On the political front, the gossip lately has all been about the supposed meltdown of the Democratic Party, signaled by the decision of Chris Dodd and Byron Dorgan not to seek reelection this year. I do actually have something to say about that matter -- not about the decisions of Dodd and Dorgan, but rather about the context in which those and other similar decisions should be viewed. I will try to sort that out tomorrow.
But this is the day on which I begin teaching a research study group [i.e., non-credit course] in the UNC Philosophy Department on Karl Marx's economic theories. Tomorrow, I give my first Freud lecture at Duke. Strange as it may seem for someone with half a century and more of teaching experience, I am actually a trifle nervous.
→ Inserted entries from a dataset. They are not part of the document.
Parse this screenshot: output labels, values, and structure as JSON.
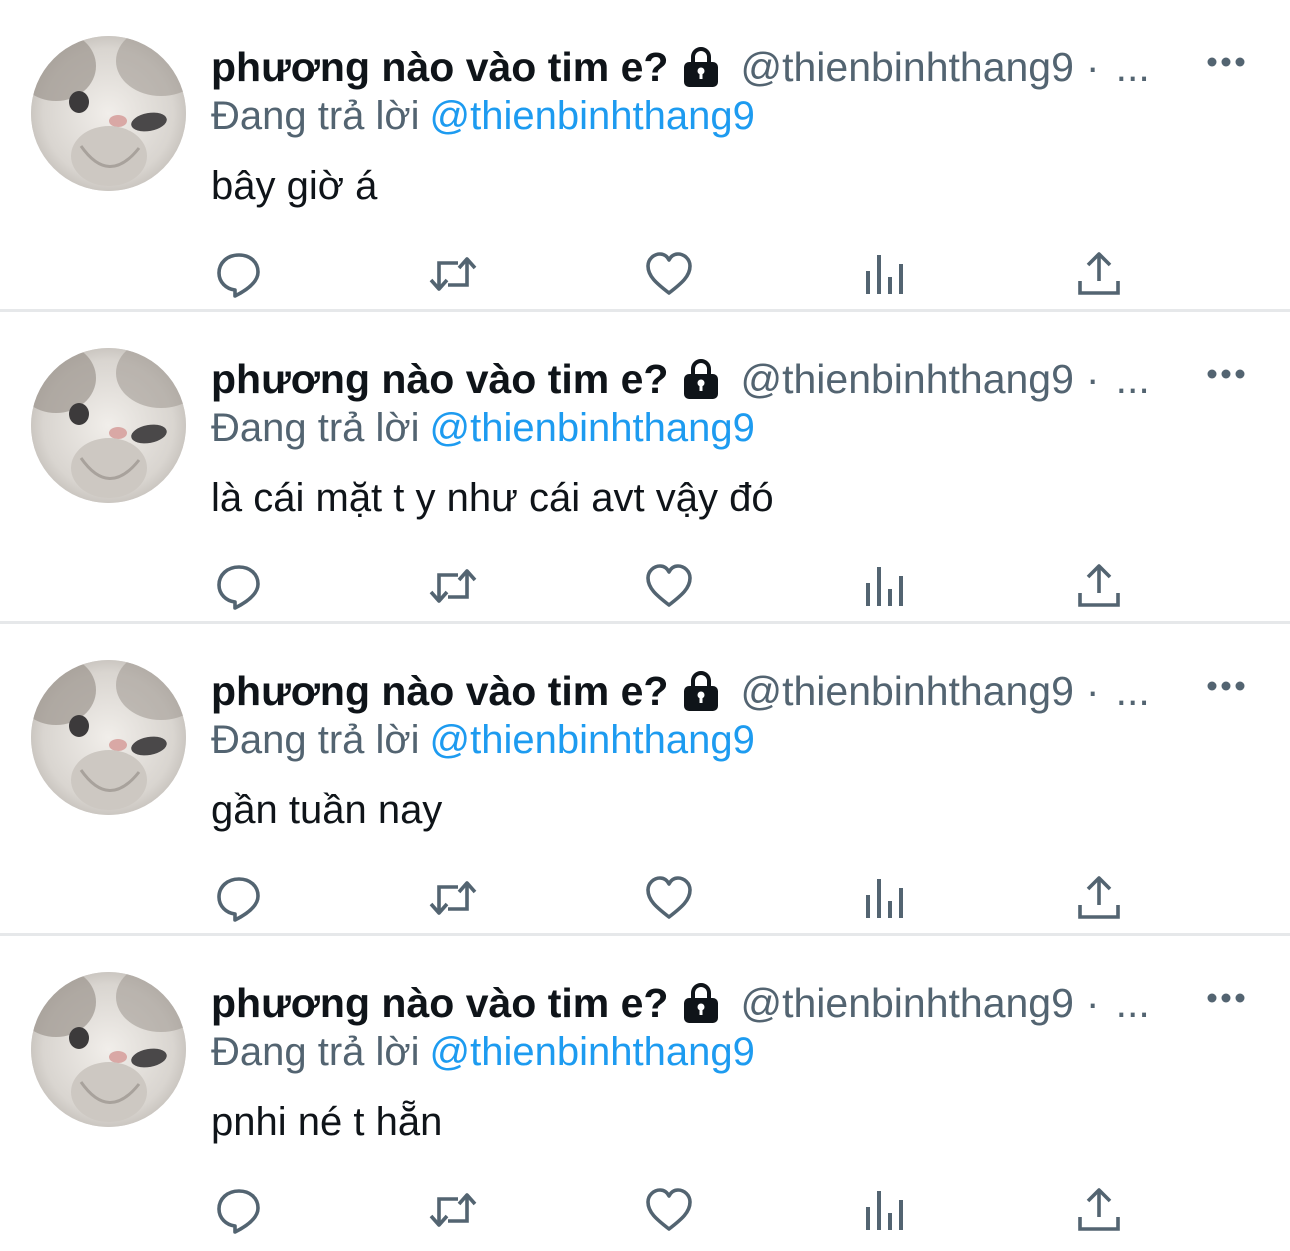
{
  "colors": {
    "name": "#0f1419",
    "secondary": "#536471",
    "mention": "#1d9bf0",
    "divider": "#e6e8ea"
  },
  "icons": {
    "lock": "lock-icon",
    "more": "more-horizontal-icon",
    "reply": "reply-icon",
    "retweet": "retweet-icon",
    "like": "heart-icon",
    "views": "analytics-icon",
    "share": "share-icon"
  },
  "tweets": [
    {
      "display_name": "phương nào vào tim e?",
      "handle": "@thienbinhthang9",
      "separator": "·",
      "time": "...",
      "reply_prefix": "Đang trả lời",
      "reply_mention": "@thienbinhthang9",
      "text": "bây giờ á"
    },
    {
      "display_name": "phương nào vào tim e?",
      "handle": "@thienbinhthang9",
      "separator": "·",
      "time": "...",
      "reply_prefix": "Đang trả lời",
      "reply_mention": "@thienbinhthang9",
      "text": "là cái mặt t y như cái avt vậy đó"
    },
    {
      "display_name": "phương nào vào tim e?",
      "handle": "@thienbinhthang9",
      "separator": "·",
      "time": "...",
      "reply_prefix": "Đang trả lời",
      "reply_mention": "@thienbinhthang9",
      "text": "gần tuần nay"
    },
    {
      "display_name": "phương nào vào tim e?",
      "handle": "@thienbinhthang9",
      "separator": "·",
      "time": "...",
      "reply_prefix": "Đang trả lời",
      "reply_mention": "@thienbinhthang9",
      "text": "pnhi né t hẵn"
    }
  ]
}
This morning, I started re-reading Chapter Two of my book, Understanding Marx, and I was both impressed by how much I once knew about the subject and appalled by how much I have forgotten. I see that I shall have to do some serious preparation to keep up with the interesting assortment of graduate students and faculty who have signed up for the study group.
Oh, by the way, Murray seems to be doing just fine.